Yunanistan’da geçen Pazar günü yapılan referandum sayesinde derin yabancı dilbilgimize Yunanca iki kelime ilâve edildi. İlki “evet”, diğeri de“hayır” mânâsına gelen “Ne” ve “Ohi”...
Entelektüel olduğuna inanıp herşeye karşı çıkan kesim her zamanki gibi hemen“Hayır”ı, yani “Ohi”yi öğrenip benimsedi ve İstanbul sokaklarında üzerinde“Ohi” yazılı pankartlarla Yunanistan’a destek yürüyüşleri yaptılar...
Yunanca ile Türkçe, birbirlerinden asırlar boyunca karşılıklı olarak dünya kadar kelime aldı ve bu kelimeler günlük hayatta hâlâ kullanılıyor.

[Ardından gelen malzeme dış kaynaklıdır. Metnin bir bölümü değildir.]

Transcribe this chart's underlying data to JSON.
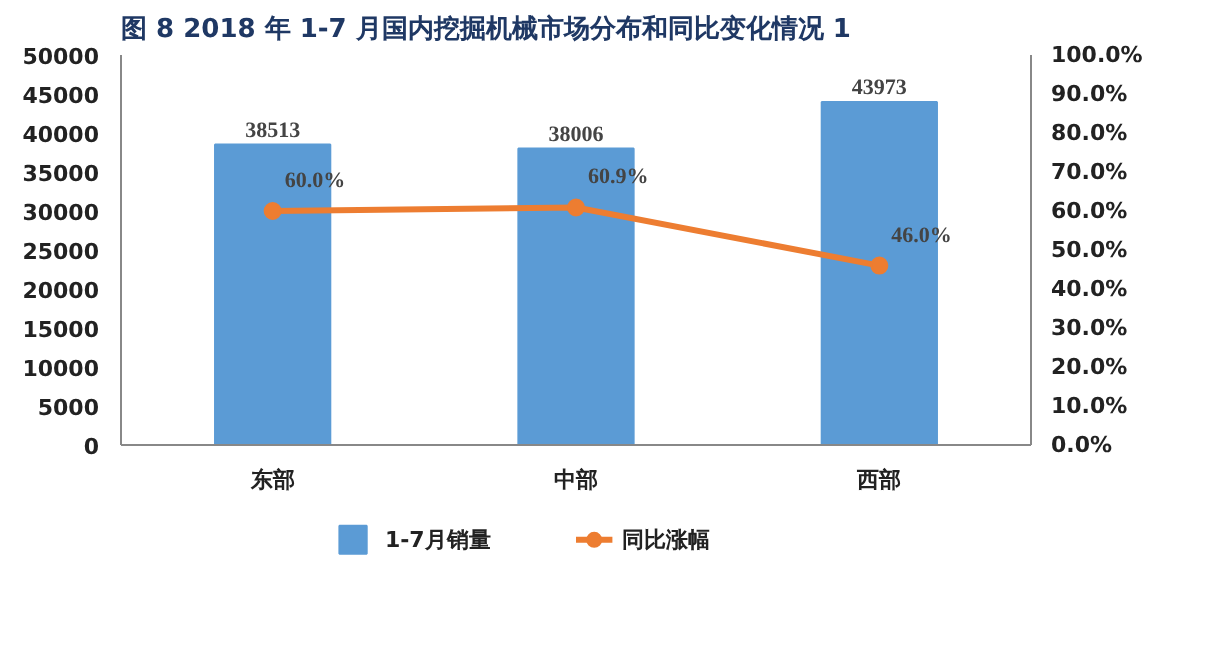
{
  "chart_data": {
    "type": "bar",
    "title": "图 8   2018 年 1-7 月国内挖掘机械市场分布和同比变化情况 1",
    "categories": [
      "东部",
      "中部",
      "西部"
    ],
    "series": [
      {
        "name": "1-7月销量",
        "type": "bar",
        "color": "#5b9bd5",
        "values": [
          38513,
          38006,
          43973
        ],
        "value_labels": [
          "38513",
          "38006",
          "43973"
        ]
      },
      {
        "name": "同比涨幅",
        "type": "line",
        "axis": "y2",
        "color": "#ed7d31",
        "marker": "circle",
        "values": [
          60.0,
          60.9,
          46.0
        ],
        "value_labels": [
          "60.0%",
          "60.9%",
          "46.0%"
        ]
      }
    ],
    "ylim": [
      0,
      50000
    ],
    "yticks": [
      0,
      5000,
      10000,
      15000,
      20000,
      25000,
      30000,
      35000,
      40000,
      45000,
      50000
    ],
    "y2lim": [
      0,
      100
    ],
    "y2ticks": [
      {
        "value": 0,
        "label": "0.0%"
      },
      {
        "value": 10,
        "label": "10.0%"
      },
      {
        "value": 20,
        "label": "20.0%"
      },
      {
        "value": 30,
        "label": "30.0%"
      },
      {
        "value": 40,
        "label": "40.0%"
      },
      {
        "value": 50,
        "label": "50.0%"
      },
      {
        "value": 60,
        "label": "60.0%"
      },
      {
        "value": 70,
        "label": "70.0%"
      },
      {
        "value": 80,
        "label": "80.0%"
      },
      {
        "value": 90,
        "label": "90.0%"
      },
      {
        "value": 100,
        "label": "100.0%"
      }
    ],
    "legend": "bottom",
    "grid": false
  }
}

Meselâ kullandığımız “anahtar” ve “kilit” gibi onlarca söz, balıkların neredeyse tamamının isimleri yahut denizcilikle ilgili terimlerin birçoğu Yunanca’dır; bizim yüzyıllar boyunca ettiğimiz ama artık unutmuş olduğumuz yüzlerce küfür de Yunanistan’da bugün de yaşamaktadır.
Biz, “Ohi” gibi slogan olarak kullanılan son Yunanca kelimeyi, tâââ 1918’de öğrendik; daha doğrusu İzmir ve Ege bölgesi süngü zoru ile öğrenmeye zorlandı...
‘KATO’ VE EN YÜKSEK MEVKİ
Bu kelime “Zito!” idi ve “Yaşa!” demekti.
1919’un 15 Nisan’ında İzmir’e çıkan Yunan birlikleri, rastladıkları Türk askerleri, subayları ve sıradan halkı “Zito Venizelos” yani “Yaşa Venizelos” diye bağırmaya zorlamışlardı. İşgalin şartlarını hazırlayan başbakanları Elefterios Venizelos’a silâh zoru ile de olsa sevgi gösterisinde bulunmayı kabul etmeyen Türkler’e etmedikleri zulüm kalmamış, hattâ “Zito” demeyi reddeden Albay Süleyman Fethi Bey’i de yirmi küsur yerinden süngüleyerek şehid etmişlerdi.